1. 17

    1. 4

      Well, good question. It comes from the sha1 of the content. If you take the zlib compressed data and pipe it through sha1sum, you get the filename.

      Interesting to note: This is still SHA1 by default, even if your git installation is up to date [1]. I was confused because I believed that the SHA256 transition already happened, but you do have to explicitly enable it when creating the repository, with git init --object-format=sha256.

      [1] https://git-scm.com/docs/git-init#Documentation/git-init.txt---object-formatltformatgt

      1. 10

        Last time I checked server side support in major forges (Github, Gitlab) of sha256 repositories was basically non-existent (as in: you can’t push this kind of repo there).

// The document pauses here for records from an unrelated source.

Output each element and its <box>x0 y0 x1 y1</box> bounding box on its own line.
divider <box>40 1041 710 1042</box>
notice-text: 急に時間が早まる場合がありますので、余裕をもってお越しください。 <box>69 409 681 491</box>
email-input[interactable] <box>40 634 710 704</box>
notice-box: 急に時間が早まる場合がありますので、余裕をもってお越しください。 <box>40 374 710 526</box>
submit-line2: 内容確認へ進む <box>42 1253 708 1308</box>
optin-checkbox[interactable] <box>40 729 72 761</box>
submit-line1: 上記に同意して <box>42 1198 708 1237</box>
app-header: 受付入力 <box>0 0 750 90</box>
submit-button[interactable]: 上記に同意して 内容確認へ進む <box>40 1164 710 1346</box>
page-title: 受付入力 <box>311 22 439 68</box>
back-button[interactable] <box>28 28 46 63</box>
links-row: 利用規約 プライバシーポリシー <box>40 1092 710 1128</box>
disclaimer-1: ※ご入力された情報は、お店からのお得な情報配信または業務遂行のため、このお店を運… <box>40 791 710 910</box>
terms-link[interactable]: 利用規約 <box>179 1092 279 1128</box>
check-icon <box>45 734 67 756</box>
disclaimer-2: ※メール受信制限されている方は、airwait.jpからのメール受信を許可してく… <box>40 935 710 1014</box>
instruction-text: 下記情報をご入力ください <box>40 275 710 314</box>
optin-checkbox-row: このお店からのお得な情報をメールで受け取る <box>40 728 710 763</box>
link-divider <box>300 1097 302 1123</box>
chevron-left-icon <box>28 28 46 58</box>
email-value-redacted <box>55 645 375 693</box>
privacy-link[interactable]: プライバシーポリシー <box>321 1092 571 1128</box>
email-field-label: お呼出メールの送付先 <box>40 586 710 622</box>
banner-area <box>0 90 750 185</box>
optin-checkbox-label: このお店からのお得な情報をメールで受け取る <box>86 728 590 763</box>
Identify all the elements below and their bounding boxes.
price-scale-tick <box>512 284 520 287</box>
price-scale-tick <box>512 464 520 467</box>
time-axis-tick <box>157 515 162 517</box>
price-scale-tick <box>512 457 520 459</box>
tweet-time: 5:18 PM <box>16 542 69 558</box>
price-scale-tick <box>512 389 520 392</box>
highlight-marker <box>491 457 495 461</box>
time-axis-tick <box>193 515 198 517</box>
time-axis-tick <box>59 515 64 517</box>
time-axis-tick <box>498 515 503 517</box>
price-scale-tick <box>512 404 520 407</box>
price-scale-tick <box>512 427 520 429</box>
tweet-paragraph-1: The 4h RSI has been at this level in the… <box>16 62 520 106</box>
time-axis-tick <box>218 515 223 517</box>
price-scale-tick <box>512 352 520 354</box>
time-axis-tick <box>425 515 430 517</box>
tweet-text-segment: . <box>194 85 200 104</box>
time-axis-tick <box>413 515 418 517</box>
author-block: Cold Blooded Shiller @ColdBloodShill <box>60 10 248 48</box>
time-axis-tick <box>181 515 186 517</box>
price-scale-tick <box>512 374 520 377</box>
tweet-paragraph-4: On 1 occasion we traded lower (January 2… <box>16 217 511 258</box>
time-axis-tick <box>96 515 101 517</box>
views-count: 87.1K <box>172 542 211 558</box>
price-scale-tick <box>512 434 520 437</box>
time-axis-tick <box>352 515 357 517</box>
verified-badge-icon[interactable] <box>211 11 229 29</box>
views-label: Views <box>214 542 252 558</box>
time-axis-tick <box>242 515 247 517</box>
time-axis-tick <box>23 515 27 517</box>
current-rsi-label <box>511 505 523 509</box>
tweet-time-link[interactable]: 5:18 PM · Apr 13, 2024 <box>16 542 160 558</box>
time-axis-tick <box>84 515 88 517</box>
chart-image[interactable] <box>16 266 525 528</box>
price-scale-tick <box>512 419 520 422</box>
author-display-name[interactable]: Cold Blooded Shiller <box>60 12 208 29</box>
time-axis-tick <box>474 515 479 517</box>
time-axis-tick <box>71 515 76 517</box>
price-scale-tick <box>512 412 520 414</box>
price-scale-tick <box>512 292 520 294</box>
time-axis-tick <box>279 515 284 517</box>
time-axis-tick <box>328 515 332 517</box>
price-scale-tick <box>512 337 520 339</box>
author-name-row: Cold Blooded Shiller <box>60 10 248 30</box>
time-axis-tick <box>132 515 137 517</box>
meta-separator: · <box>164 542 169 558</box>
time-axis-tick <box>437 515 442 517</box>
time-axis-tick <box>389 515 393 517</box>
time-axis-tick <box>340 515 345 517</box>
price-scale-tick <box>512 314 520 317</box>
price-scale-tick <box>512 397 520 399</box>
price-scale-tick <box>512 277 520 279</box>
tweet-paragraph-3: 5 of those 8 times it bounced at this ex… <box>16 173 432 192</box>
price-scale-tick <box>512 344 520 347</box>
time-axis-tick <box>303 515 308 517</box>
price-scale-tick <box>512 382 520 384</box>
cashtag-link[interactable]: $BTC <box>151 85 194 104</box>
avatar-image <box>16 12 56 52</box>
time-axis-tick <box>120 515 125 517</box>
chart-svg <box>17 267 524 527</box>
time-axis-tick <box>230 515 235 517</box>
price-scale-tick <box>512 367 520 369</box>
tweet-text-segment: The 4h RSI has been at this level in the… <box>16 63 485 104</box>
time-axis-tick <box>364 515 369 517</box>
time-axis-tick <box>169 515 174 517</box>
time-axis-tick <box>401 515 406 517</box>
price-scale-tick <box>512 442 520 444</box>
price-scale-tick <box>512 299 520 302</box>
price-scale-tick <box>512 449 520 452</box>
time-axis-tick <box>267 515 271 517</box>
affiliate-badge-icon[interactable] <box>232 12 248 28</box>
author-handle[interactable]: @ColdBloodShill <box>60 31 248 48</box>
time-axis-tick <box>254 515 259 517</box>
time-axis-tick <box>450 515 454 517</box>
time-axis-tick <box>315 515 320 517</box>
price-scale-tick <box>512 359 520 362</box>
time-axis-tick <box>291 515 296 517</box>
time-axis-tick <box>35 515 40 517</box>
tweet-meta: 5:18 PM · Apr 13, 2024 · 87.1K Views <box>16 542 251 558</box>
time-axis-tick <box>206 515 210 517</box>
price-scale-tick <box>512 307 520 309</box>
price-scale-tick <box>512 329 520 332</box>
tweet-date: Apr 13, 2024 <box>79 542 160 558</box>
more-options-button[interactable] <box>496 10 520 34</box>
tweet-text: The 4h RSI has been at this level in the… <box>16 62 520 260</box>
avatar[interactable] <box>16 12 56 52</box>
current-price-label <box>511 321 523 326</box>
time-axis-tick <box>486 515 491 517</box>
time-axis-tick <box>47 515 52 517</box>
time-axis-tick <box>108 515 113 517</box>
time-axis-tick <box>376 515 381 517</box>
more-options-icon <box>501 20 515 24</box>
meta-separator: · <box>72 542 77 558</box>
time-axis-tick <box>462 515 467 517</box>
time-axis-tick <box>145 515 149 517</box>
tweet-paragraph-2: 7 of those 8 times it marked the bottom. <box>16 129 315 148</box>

        That’s a really sad state of affairs. It seems that the collision detection variant of sha1 was considered by them “good enough”. (Or maybe someone has better/more recent info on that subject, if so, please share)

        1. 2

          From what I understand, between SHA1 and SHA2, the tradeoff is speed (former being faster). Now the way git uses SHA1 (for purely hashing/fingerprinting purpose), SHA1 is “good enough” and collisions are not going to break any security guarantee (no collision resistance is required). On the other hand, using SHA1 for offering a security guarantee, say, digital signatures or authentication schemes, is problematic, which is where the world has moved to SHA2.

          Maybe that is the reason SHA1 is still the default in git, since it is “good enough”, and not security guarantees are necessary.

          1. 6

            But git does use SHA1 for security guarantees, in particular for digital signatures over tags and commits. And a SHA1 collision would also break the guarantee that a git hash identifies a unique commit and all its history.

            Part of the reason there is a lack of urgency in moving git to SHA2 is because git does not use pure SHA1: instead it has extra checks to ensure objects do not tickle SHA1 in a way that can lead to collisions. It also helps that git’s object format is not very malleable, so it would be very difficult to create a collision (unlike PDF).

          2. 4

            Maybe that is the reason SHA1 is still the default in git, since it is “good enough”, and not security guarantees are necessary.

            Sadly this means that if you sign a git commit or a tag then even if the signature algorithm may be stronger than SHA1 the entire thing is still offers only SHA1 guarantees since the signature is over text with SHA1 based references (parent commit, tree etc).

            I’m no cryptographer but there are supply chain security tools which use these signatures (such as sq git) and it may be problematic for them.

    2. 1

      Cool post, combined with https://articles.foletta.org/post/git-under-the-hood/, it makes for a formidable pair to understand “git under the hood”.

    3. 1

      Nice! We do something similar in our Git lecture notes and slides for ISDT.